Reisen Klaus muss raus…

Klaus muss raus…

Klaus von Due auf (Schlemmer-) Tour in München

Der September ist zur Hälfte um, der Oktober naht – das sagt mir was? Genau: Klaus muss raus! Aufs Oktoberfest. Mich auf dem Sofa meiner Eltern enden sehend (CHAPEAU ist glamourös, aber sparsam), überrascht mich mein Herausgeber mit der Nachricht, es dürfe schon das Hotel „Cortiina“ sein. Wer bin ich, da noch nach dem „Bayerischen Hof“, dem „Vier Jahreszeiten“, dem „The Charles“ oder dem „Mandarin Oriental“ zu fragen?
Also wurde flugs der ICE bestiegen, der, aufgepasst, einmal am Tage ohne Umstieg von Oldenburg nach München fährt. Ja, morgens um 6:41 Uhr – was unchristlich scheint, aber dafür um 12:39 Uhr bereits ausgestanden ist. Ich sollte jetzt schreiben, dass ich die knapp sechs Stunden für „ungestörte und konzentrierte Arbeit“ genutzt habe, erlaube mir aber den Hinweis, dass das Angebot des Bordrestaurants sooo schlecht nicht ist ...
„München leuchtete“, schrieb Thomas Mann schon 1902 – ich schreibe es heute wieder: strahlend blauer Himmel, hingetupfte weiße Wölkchen, milde 20 Grad. Ein Traum! Mit leichtem Gepäck geht’s zu Fuß zum „Cortiina“. (Ich gehe über den Stachus, am „Oberpollinger“ nicht nur vorbei, sondern kurz hinein – Münchens Antwort auf Berlins „KaDeWe“ – und dann via Marienplatz und Maximilianstraße den gewiss nicht kürzesten, aber mir schönsten Weg.) Dort hat man mich noch nicht wirklich erwartet, aber den ersten Honig um das nimmersatte Maul geschmiert: Da mein Standardzimmer noch nicht fertig sei, weise man mir eine Suite zu. Wem Gott will rechte Gunst erweisen ...
Ein wundervoller Anfang: geschmackvoll möbliert in heimischem Zirbenholz (was nicht nur fabelhaft aussieht, sondern auch noch fabelhaft duftet), ausgelegt mit wunderbaren Kelims (ja, der Teppich ist wieder da! Gerade jetzt, da „Ullmann“ weg ist ...), mit Sofas und Sesseln, die Velour und nicht stereotypes Leder tragen, sowie mit einem Bad beschenkt, das ohne Bling-Bling Naturstein und wertvolle Armaturen zelebriert. Das schreit geradezu nach etwas Champagner und einem lauen Wannensitzbad. Und da ich alleine bin – vor wem sollte ich mich rechtfertigen? Eben.

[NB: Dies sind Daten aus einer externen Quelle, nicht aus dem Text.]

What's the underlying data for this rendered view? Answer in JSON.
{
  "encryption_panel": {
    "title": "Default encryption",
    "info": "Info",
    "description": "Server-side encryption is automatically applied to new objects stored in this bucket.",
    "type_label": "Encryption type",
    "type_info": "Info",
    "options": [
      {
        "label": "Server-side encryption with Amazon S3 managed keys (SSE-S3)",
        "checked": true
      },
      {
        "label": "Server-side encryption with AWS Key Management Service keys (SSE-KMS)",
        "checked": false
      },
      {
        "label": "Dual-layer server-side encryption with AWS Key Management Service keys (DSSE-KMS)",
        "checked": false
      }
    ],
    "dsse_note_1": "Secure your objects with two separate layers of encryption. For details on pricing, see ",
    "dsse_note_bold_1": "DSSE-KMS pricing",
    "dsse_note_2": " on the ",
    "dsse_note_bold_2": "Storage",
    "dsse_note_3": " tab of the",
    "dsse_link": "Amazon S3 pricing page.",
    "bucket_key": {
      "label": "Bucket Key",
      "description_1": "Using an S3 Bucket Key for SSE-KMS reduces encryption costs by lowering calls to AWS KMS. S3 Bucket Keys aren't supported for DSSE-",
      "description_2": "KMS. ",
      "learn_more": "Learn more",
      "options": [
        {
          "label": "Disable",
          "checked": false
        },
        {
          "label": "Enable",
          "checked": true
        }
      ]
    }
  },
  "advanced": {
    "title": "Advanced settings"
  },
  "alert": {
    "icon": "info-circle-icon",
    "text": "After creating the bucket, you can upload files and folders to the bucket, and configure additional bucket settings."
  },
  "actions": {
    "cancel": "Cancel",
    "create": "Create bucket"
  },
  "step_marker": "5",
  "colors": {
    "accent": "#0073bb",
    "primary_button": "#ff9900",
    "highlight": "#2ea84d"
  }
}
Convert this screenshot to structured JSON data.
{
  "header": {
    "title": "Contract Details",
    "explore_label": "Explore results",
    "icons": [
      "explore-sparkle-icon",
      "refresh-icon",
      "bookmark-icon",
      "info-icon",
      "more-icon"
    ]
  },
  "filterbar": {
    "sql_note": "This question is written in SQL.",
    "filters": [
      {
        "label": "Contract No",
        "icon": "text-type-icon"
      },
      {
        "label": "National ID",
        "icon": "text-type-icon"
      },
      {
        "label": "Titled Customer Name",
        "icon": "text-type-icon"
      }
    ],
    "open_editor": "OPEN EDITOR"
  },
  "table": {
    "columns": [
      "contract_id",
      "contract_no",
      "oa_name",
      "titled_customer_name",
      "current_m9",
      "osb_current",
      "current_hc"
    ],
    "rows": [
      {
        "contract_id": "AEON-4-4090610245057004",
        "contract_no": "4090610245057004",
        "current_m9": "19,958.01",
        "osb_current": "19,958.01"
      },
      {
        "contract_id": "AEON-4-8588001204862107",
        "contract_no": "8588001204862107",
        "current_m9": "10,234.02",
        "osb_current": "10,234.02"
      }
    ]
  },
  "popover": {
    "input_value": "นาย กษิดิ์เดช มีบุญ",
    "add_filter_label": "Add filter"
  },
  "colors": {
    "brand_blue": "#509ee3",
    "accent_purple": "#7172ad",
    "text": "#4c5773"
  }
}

Das Boutique- und Designhotel „Cortiina“ im Herzen Münchens vereint lässige Eleganz, anspruchsvolles Design und exzellenten Service.

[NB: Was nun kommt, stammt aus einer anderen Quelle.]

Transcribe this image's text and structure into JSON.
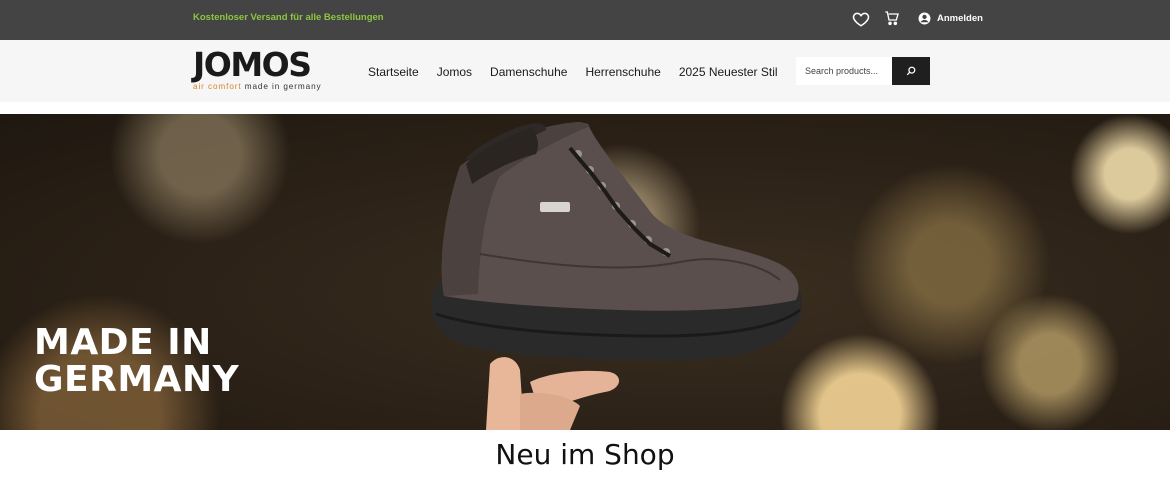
{
  "topbar": {
    "promo": "Kostenloser Versand für alle Bestellungen",
    "wishlist_icon": "heart-icon",
    "cart_icon": "cart-icon",
    "account_icon": "user-circle-icon",
    "account_label": "Anmelden",
    "background": "#444444",
    "promo_color": "#8cc63f"
  },
  "header": {
    "logo": {
      "word": "JOMOS",
      "tag_highlight": "air comfort",
      "tag_rest": " made in germany"
    },
    "nav": [
      {
        "label": "Startseite"
      },
      {
        "label": "Jomos"
      },
      {
        "label": "Damenschuhe"
      },
      {
        "label": "Herrenschuhe"
      },
      {
        "label": "2025 Neuester Stil"
      }
    ],
    "search": {
      "placeholder": "Search products...",
      "button_icon": "search-icon"
    }
  },
  "hero": {
    "headline_line1": "MADE IN",
    "headline_line2": "GERMANY"
  },
  "section": {
    "title": "Neu im Shop"
  }
}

Gebadet und gestärkt geht’s wieder in die Stadt. Direkt ins „Kaufhaus Beck“. Sie kennen meinen Vater nicht, aber dass er vor über 30 Jahren schon sagte, er liebe dieses Kaufhaus, heißt was. (Er liebt so manches, aber a) spricht er darüber nicht und b) gehören Kaufhäuser für ihn grundsätzlich in eine dieser diametral gegenüberstehende Kategorie) ... Nun, ich liebe es auch! So ähnlich, wie das „Cortiina“ erwartbaren Prunk meidet, erspart auch „Beck“ mir derlei Tamtam – und das damit einhergehende Publikum. Stattdessen gibt es noch Kurzwaren (Knöpfe, beispielsweise), Schallplatten, Bücher (in der Abteilung „Dichtung und Wahrheit“, gepaart mit aus- gesuchten Weinen), eine Parfümerie der besonderen Art – und natürlich das, was wir gelegentlich suchen (und noch immer zu finden wussten): Designer-Kollektionen, verschwenderisch luxuriöse Wäsche, Anzüge, Mäntel etc. Bemerkenswert, auf jede nur vorstellbare Weise.
Von dort zu den „Fünf Höfen“ ist es nicht weit. Der amerikanische oder asiatische Tourist mag das Ensemble Mall nennen, ich be- vorzuge den Ausdruck „steinerne Versuchung“. Natürlich kann ich geradewegs hindurchgehen, um nahe dem Hintereingang des „Bayerischen Hofes“ herauszukommen, ich kann mich aber auch verführen lassen. Von „Schumanns Tagesbar“ (es dürfte sich herumgesprochen haben, dass ich auch an Vormittagen keineswegs verhalten-enthusiastisch auf die eine oder andere Spirituose reagiere), von „Hugendubel“ bis „Riedel“ und „Rewe“. Wer nun fragt, was ich an „Rewe“ großartig finde, der soll mal hineinschauen! Der Marktleiter, ein Münchner Original der charmanten Sorte, der scheinbar jeden Kunden beim Namen kennt, der Gin- oder Craft Beer-Macher genauso wie Winzer und Käser einlädt, sich und ihre Produkte vorzustellen. Und ein Betrieb – unfassbar!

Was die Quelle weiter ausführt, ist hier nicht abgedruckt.